La parole ne cesse de se libérer au
procès de Sidney Amiel. Cet ancien avocat de 68 ans comparait depuis
deux semaines devant la cour d'assises de Versailles pour des faits
de viol et d'agressions sexuelles. Et chaque jour des victimes, qui
se sont tues pendant des années et dont la plupart des dossiers sont
prescrits, racontent des violences sexuelles dont elles se
souviennent « comme si c'était hier ».
Andréa (prénom modifié) raconte quatre épisodes qui
ont émaillé son adolescence. Le premier a lieu sur une plage en
Israël, alors que son beau-père lui met de la crème solaire. « Il
s'est permis d'aller beaucoup plus bas, jusqu'à mes fesses. Je
n'avais pas besoin de crème sous mon maillot, mais c'est là qu'il
étalait. » Elle a treize ans. Plus tard, chez eux, elle fait
une crise d'asthme, il en profite pour coller sa tête sur sa
poitrine. Une autre fois, elle lui demande de l'argent de poche,
il lui répond « oui, mais en échange d'un câlin » « Il
me serre très fort et me met les mains sur les fesses. Puis il me
demande des bisous dans le cou 'comme il les aime' ».
Andréa parle à sa mère, qui ne la
croit pas, décide de partir vivre chez son père pendant un an.
Lorsqu'elle revient, Sidney Amiel lui « caresse » la
cuisse dans la voiture, elle arrive en pleurs à son cours de
musique. Quand la première plainte d'une cliente lance l'affaire
Amiel en juillet 2010, Andréa est rapidement entendue. Elle se
confie aux enquêteurs puis porte plainte, sa mère lui demande de la retirer. « Maman était manipulée, j'ai
retiré ma plainte. Puis je me suis dit 'Non, c'est mon combat' ».
A quelques mètres derrière elle, Sidney Amiel, imperturbable, prend
des notes comme il le fait depuis le début de son procès. « C'est
un avocat, un beau parleur, il me fait peur. Il m'a toujours dit que
lorsqu'on était accusé, il fallait nier les faits. Moi contre lui,
qu'est ce que je peux faire ? »
Andréa parle depuis environ une
demi-heure quand soudain son corps s'effondre, secoué de sanglots
silencieux. « Je n'ai pas tout dit en fait ». « Ça
ne concerne pas Sidney Amiel directement, mais ça s'est passé sous
son toit. » Comme depuis le début du procès, la présidente,
Sophie Clément, laisse avec beaucoup de délicatesse la parole se libérer, encourage d'un signe de tête, d'un regard. La voix brisée,
Andréa raconte deux « rapports forcés » quand elle
avait 12 ans, imposés par le fils de Sidney Amiel, alors âgé de 17
ans. « J'en veux à Sidney, c'est lui qui a instauré ce climat
où le sexe était présent tout le temps ».
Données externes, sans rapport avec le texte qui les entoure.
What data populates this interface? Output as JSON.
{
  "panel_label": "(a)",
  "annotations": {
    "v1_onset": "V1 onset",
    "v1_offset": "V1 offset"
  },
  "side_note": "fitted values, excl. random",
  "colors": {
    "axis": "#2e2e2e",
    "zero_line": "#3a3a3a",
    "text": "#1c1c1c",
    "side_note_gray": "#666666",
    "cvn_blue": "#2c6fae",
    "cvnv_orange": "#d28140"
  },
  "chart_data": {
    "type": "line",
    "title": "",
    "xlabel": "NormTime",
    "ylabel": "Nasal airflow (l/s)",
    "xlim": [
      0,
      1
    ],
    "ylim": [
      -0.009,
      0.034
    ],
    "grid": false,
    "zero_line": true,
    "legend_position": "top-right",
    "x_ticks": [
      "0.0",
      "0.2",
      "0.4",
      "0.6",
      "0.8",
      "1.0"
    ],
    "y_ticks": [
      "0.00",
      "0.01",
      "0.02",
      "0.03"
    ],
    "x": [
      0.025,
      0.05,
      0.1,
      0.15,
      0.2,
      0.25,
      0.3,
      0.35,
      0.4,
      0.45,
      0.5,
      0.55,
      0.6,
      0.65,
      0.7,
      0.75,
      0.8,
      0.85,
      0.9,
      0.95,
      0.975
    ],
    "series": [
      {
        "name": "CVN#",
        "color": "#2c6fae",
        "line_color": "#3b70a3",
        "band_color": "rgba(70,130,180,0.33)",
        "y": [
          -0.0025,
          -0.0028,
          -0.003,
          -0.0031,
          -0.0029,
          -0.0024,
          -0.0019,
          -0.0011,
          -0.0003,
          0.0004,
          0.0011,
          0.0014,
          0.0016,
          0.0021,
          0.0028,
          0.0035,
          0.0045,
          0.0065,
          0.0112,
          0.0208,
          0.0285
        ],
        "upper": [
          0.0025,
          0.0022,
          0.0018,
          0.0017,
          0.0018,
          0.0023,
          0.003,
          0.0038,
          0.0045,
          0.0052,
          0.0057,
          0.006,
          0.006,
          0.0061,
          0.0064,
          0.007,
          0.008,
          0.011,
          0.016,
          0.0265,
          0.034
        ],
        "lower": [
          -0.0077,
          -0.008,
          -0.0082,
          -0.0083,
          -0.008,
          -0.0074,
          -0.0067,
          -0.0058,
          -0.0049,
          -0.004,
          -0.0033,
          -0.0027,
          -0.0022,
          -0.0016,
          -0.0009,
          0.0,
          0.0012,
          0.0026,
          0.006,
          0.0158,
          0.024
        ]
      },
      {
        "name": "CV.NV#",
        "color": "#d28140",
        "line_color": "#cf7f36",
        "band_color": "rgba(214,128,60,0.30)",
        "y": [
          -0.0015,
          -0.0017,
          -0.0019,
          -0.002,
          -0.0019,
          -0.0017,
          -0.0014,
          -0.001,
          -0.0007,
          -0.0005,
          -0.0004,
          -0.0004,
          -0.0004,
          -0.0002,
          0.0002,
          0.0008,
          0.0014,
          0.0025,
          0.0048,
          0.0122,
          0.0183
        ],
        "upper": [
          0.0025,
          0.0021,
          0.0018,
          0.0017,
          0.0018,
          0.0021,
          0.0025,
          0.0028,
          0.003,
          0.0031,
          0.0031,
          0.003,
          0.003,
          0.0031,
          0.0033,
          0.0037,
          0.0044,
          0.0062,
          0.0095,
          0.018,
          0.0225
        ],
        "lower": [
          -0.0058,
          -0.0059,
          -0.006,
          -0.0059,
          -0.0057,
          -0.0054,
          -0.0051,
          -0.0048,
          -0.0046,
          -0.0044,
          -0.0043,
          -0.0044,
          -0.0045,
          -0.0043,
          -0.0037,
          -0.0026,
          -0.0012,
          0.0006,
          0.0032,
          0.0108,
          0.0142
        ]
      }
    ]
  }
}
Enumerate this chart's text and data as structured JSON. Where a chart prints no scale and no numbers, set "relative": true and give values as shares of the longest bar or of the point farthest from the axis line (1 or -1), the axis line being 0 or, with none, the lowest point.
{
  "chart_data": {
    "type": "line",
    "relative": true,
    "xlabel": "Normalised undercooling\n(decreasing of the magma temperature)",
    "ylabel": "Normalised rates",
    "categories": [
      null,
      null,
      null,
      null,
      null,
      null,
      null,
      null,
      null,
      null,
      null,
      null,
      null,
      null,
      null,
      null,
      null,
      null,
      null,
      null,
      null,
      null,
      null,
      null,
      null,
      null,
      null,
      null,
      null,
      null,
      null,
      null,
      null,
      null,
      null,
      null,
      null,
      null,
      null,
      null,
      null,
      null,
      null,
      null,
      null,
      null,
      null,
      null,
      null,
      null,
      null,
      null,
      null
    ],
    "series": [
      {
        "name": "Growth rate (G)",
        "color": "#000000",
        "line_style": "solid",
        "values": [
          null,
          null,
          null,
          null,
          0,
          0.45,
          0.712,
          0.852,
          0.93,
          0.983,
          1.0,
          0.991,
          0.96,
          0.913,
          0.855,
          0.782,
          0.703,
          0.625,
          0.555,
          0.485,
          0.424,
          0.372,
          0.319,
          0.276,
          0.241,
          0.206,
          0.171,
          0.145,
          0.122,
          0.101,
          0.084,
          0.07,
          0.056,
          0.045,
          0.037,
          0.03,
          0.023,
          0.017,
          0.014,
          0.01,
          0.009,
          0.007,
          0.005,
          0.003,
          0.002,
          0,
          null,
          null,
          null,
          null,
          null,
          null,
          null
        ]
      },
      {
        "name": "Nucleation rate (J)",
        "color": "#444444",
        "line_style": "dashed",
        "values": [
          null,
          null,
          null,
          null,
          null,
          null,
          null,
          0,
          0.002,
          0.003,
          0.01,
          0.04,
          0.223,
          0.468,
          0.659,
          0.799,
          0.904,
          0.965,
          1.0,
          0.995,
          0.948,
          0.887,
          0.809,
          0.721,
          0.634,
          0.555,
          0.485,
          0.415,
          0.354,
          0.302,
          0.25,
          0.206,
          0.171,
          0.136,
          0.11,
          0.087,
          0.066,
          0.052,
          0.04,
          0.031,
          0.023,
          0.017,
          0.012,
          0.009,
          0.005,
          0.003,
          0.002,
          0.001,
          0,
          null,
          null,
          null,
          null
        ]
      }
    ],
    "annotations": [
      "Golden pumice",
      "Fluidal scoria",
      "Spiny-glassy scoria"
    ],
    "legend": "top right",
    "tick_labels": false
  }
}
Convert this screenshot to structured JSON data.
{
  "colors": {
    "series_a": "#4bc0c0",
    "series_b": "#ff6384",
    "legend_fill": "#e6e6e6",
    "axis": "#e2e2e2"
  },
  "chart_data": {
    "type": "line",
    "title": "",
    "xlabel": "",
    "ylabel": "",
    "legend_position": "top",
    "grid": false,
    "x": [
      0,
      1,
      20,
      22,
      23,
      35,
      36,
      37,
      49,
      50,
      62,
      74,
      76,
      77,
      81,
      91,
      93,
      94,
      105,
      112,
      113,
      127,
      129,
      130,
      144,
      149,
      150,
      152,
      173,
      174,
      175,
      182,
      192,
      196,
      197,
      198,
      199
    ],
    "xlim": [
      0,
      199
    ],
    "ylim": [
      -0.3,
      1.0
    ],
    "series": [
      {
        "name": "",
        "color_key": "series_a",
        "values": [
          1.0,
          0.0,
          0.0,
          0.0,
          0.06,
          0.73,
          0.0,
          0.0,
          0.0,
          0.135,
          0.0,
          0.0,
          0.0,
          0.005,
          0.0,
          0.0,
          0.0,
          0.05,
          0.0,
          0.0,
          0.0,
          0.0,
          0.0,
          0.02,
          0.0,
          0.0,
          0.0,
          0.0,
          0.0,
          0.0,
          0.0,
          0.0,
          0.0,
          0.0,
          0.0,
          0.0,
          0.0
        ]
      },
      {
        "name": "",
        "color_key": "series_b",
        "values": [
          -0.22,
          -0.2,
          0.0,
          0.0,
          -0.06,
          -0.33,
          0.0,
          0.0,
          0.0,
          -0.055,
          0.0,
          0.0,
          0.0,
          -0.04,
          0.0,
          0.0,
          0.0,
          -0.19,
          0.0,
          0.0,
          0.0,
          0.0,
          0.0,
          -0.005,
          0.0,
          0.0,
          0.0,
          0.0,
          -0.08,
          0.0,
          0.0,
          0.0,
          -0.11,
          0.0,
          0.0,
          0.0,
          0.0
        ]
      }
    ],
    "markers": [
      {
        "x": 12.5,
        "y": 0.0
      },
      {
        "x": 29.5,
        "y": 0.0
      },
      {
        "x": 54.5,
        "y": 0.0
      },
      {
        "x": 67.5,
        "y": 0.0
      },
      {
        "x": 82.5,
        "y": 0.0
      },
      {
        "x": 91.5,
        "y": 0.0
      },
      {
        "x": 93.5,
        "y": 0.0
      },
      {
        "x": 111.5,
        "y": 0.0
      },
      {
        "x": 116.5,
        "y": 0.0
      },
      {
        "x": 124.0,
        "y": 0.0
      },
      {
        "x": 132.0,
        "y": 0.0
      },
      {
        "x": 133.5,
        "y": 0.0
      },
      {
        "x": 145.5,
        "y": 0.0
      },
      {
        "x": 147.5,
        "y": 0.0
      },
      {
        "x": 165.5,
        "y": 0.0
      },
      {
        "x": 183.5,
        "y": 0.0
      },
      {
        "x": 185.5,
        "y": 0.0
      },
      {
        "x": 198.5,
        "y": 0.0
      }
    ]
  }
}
- « Vous savez que ça ne concerne pas les faits dont cette cours est saisie, lui explique doucement la présidente, qui fait noter au procès-verbal de l'audience ces nouvelles révélations.- Oui, mais je voulais me libérer, dire la vérité. C'était important pour moi. Toutes les nuits je n'en dors pas, croyez-moi...- Avez-vous pensé à porter plainte ?- Oui, je le ferai peut-être. Déjà, c'est important pour moi de le sortir. »
Interrogé à la fin de l'audience,
Sidney Amiel conteste tous les faits. «Andréa n'a jamais accepté
mon mariage avec sa mère, dit-il. Elle s'arrangeait toujours pour
qu'il y ait des difficultés, elle me hait. » L'avocat se lance
ensuite dans un improbable cours d'application de la crème solaire :
« Si on ne l'applique pas bien, à la jointure entre la peau et
le maillot, il y a des cloques, donc je dépasse d'un centimètre ou
deux pour assurer une bonne couverture ». Les câlins ?
Les mêmes que ceux qu'il faisait à ses propres enfants. Même les
accusations portées contre son fils ne semblent pas ébranler le
calme de l'ancien avocat : « Je le connais bien , c'est
quelqu'un de respectueux. Je suis très étonné et triste ».
Le fils de Sidney Amiel sera entendu devant la cour d'assises ce
mardi après-midi. Lorsque son père a été mis en examen en 2010,
il aurait dit à la mère d'Andréa, alors sa belle-mère : « Il
faut que je me soigne sinon je vais finir comme lui ».